Moment, Variable | Model (original) | Model (w/ TFP shocks) | Data (1995Q3-2015Q2) |
---|---|---|---|
St.Dev.($$ \cdot$$ ), Output gap | 3.0 | 3.1 | 2.9 |
St.Dev.($$ \cdot$$ ), Inflation | 0.31 | 0.42 | 0.52 |
St.Dev.($$ \cdot$$ ), Policy rate | 2.34 | 2.34 | 2.34 |
E(X | ELB), Output gap | -3.7 | -3.4 | -4.2 |
E(X | ELB), Inflation | 1.21 | 1.18 | 1.48 |
E(X | ELB), Policy rate | 0.13 | 0.13 | 0.13 |
ELB, Frequency | 13.8% | 15.9% | 36% |
ELB, Expected/Actual Duration | 8.6 quarters | 9.0 quarters | 26 quarters |
$$ \cdot$$ , $$ 100\sigma_{\epsilon,\delta}$$ | 0.69 | 0.66 | $$ \cdot$$ |
Risky Steady State
DSS stands for `Deterministic Steady State' while RSS stands for `Risky Steady State.'
Inflation | Output Gap | Policy Rate | |
---|---|---|---|
DSS | 2 | 0 | 3.75 |
RSS (w/ TFP shocks) | 1.71 | 0.32 | 3.04 |
RSS (w/ TFP shocks) (Wedge) | (-0.29) | (0.32) | (-0.71) |
RSS (original) | 1.74 | 0.30 | 3.26 |
RSS (original) (Wedge) | (-0.26) | (0.30) | (-0.49) |
Figure H.1 shows the unconditional distribution of inflation in the perfect-foresight version of the model. The distribution is positively skewed, reflecting the fact that the nonlinearity associated with the ELB is dominated by the other nonlinear features of the model. As a result, the unconditional average of inflation is slightly above 2 percent. The standard deviation of the discount rate shock is the same as the one for the stochastic model. With this standard deviation, the probability of being at the ELB is x percent in the perfect-foresight model.
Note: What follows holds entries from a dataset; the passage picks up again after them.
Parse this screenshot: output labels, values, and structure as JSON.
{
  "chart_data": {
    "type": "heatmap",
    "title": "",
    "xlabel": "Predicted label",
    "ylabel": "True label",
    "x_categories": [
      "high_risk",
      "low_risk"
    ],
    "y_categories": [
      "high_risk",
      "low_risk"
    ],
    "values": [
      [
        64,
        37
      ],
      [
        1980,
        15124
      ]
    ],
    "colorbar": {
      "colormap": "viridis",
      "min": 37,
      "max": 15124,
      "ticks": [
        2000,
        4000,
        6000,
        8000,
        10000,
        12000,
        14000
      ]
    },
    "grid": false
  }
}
Figure H.2 shows how the unconditional average of inflation and the conditional averages of inflation at and away from the ELB vary with the probability of being at the ELB in the model with the ELB constraint solved under the assumption of perfect-foresight.
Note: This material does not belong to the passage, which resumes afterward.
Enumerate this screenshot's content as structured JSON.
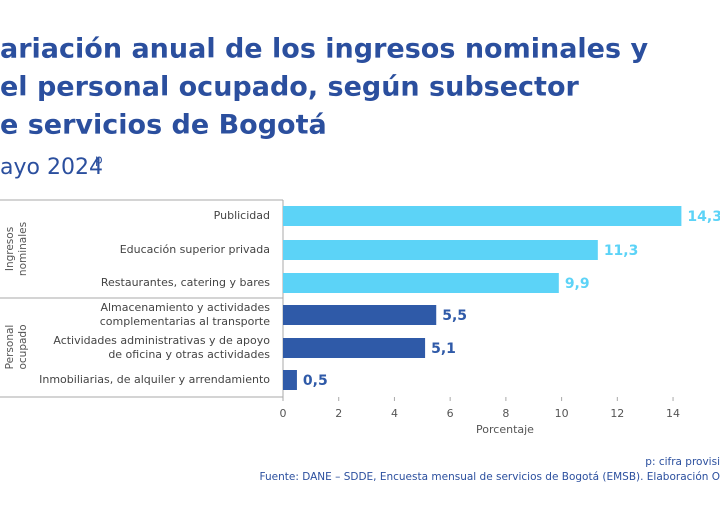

When the probability of being at the ZLB is sufficiently small, the unconditional average of inflation is slightly positive, reflecting the positive skewness implied by other nonlinear features of the model besides the ELB. However, when the probability of being at the ELB is sufficiently high, the distribution becomes negatively skewed and the average inflation becomes below 2 percent. The conditional average of inflation away from the ELB monotonically increases with the probability of being at the ELB. In the perfect-foresight version of the model with the ELB, the median of inflation is always 2 percent. As the ELB frequency increases, there are more masses on the areas of the distribution where the ELB binds and the conditional average of inflation in those areas decrease with the probability of being at the ELB. The conditional average of inflation away from the ELB is by definition the average inflation in the region that excludes those areas with low inflation. Thus, as the probability of the ELB frequency increases, the conditional average of inflation at the ELB increases.
As discussed in the main text, the increase is non-monotonic in the stochastic model with the ELB; The conditional average of inflation away from the ELB initially increases, but later declines, with the ELB frequency. Unlike in the perfect-foresight version of the model, an increase in the probability of being at the ELB shifts down the distribution of inflation, as the forward-looking price-setters take into account the ELB risk in their pricing decisions. This force dominates the other force to increase the conditional average of inflation away from the ELB, and lowers the conditional average of inflation away from the ELB. Provided that the ELB frequency is sufficiently high, the conditional average of inflation away from the ELB is below 2 percent in the stochastic model where price-setters take the ELB risk into account, while it is above 2 percent in the perfect-foresight version of the model that abstracts from the ELB risk. As a result, the fact that the conditional average fell below 2 percent when the policy rate is away from the ELB can be seen as the manifestation of the ELB risk, an idea that is pursued in Section 5.